When installing these so that they draw fuel from the van fuel tank, its a good idea to set up the fuel draw for the furnace far enough above the bottom of the tank so that the furnace cannot empty your fuel tank and leave you stranded. Some vans come with an extra fuel tap for a furnace that is already set up this way.
A couple links that describe the extra fuel tap on the ProMaster gas and diesel tanks: RAM description of fuel tap and how to use it…, Post from ProMaster forum on this subject with picture of fuel tap…
Update 2019: There are now China import versions of some of these heaters available at very low prices.
A Word About Cooling
This section has been all about heating, but there are times in the summer when cooling becomes an issue.
I plan to adding a full cooling section at some point, but just a few comments now about passive cooling.
The things that will make your camper van more comfortable in hot weather:
- Choose a reflective paint color (this makes a lot of difference)
- Insulate the van well — if you can include a reflective layer with an airspace in the insulation stackup, this helps with radiant heat transfer.
- Install something like a MaxxFan or Fantastic fan in the roof and use it in conjunction with open windows for cooling.
These things in combination can be pretty effective in keeping the van more comfortable. This is a post on the ProMaster Forum on a test I did on our white, insulated ProMaster van inside temperatures compared to a dark colored SUV parked right next to it on a warm sunny day. Not a highly scientific test, but the difference is so great — the SUV inside was 45F about ambient while the van was within about 6F of ambient.
For dry climates, you might look at evaporative cooling — here is one DIY evaporative cooler that works, and can be run on a not too large house battery.

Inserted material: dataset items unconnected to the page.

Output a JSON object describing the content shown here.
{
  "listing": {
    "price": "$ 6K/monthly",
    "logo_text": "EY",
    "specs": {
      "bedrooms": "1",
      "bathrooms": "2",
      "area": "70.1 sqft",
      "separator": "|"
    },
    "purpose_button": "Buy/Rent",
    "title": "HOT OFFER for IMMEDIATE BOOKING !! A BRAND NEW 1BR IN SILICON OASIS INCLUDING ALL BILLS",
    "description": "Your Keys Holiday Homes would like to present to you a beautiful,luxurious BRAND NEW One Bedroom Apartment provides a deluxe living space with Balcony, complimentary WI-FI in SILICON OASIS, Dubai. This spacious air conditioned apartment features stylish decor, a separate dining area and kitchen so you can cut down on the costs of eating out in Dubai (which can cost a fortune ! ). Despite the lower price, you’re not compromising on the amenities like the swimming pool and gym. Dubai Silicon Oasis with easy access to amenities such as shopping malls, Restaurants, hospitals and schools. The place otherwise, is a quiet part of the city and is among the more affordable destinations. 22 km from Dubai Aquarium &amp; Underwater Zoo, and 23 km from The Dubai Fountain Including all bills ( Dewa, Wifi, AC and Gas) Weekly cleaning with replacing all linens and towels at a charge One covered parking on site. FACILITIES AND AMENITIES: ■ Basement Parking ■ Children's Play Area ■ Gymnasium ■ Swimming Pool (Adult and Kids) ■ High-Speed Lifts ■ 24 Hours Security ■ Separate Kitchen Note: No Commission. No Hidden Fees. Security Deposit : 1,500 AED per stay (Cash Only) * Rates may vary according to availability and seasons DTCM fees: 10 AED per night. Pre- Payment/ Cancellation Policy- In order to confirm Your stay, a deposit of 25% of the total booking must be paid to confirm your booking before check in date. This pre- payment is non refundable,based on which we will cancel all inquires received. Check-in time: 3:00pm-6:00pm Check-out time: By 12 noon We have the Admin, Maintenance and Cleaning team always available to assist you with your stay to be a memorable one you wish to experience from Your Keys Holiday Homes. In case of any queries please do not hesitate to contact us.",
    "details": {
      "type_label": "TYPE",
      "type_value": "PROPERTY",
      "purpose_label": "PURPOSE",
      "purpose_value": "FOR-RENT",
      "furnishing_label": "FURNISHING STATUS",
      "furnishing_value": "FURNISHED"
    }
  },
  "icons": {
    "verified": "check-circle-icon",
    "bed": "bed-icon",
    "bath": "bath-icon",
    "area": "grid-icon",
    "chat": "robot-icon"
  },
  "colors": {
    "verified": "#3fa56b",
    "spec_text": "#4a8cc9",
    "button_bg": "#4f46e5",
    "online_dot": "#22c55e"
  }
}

RV style air conditioners are also possible and work. The disadvantage being that the power consumption is so high that you are pretty much limited to being tied to shore power or a generator.
Danhard makes some AC units for vehicles that fit inside the van.
Some folks have worked out a way to add 5000 BTU/hr room air conditioners to their van conversions. This is a very good post on using the 5K BTU units and mounting them in such a way as to be aesthetically pleasing. Photos here… This is also a very inexpensive solution and one that can be run on batteries and solar to some degree.